Bibek Paudel, Ph.D, is a biomedical data scientist working as a postdoctoral research fellow at Stanford University. His research focuses on developing machine learning and statistical models for personalized medicine by combining biological domain knowledge and large heterogeneous datasets. He has worked extensively in research projects for text mining, large graph analytics, and social media analytics.
Adam Lavertu is a Ph.D. candidate in the Biomedical Informatics program at Stanford University. He currently conducts research in the Altman Lab on the genetics of drug metabolism in large population studies, as well as in other areas such as the use of natural language processing for identifying reports of adverse drug reactions in social media data. Formerly, he was a member of Stanford's Representations and Algorithms for Computational Molecular Biology teaching team, where he lectured on the algorithms behind sequencing read alignment and de novo genome assembly. He received his bachelor’s degree in Computational Biology from Colby College.

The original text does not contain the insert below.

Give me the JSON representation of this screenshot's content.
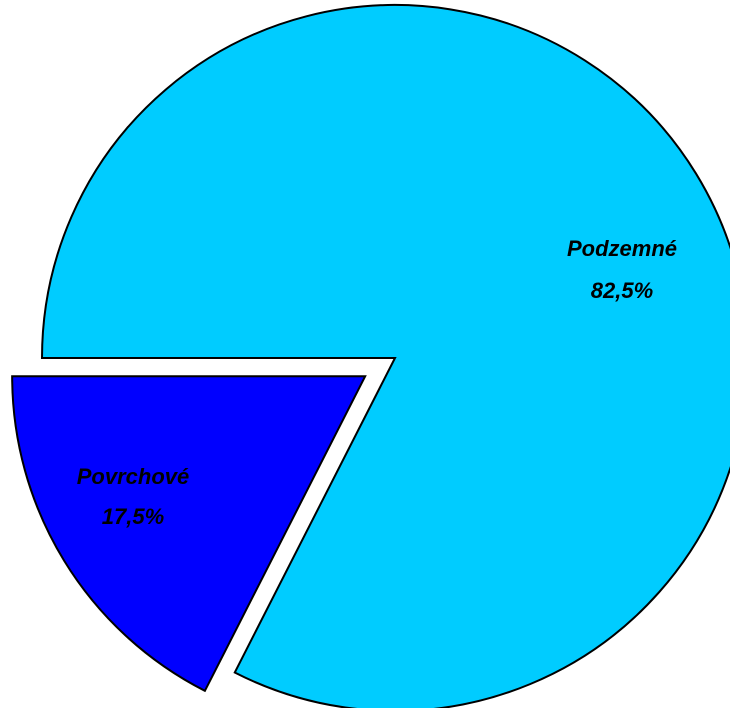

Larry Kalesinskas is a Ph.D. candidate in Biomedical Informatics at Stanford University advised by Purvesh Khatri. His work is focused on developing statistical and machine learning methods for use on single-cell epigenetic data to understand the effects of disease and aging on histone modifications. He has a bachelor’s degree in Bioinformatics and Biology from Loyola University Chicago where he worked on microbial metagenomic research.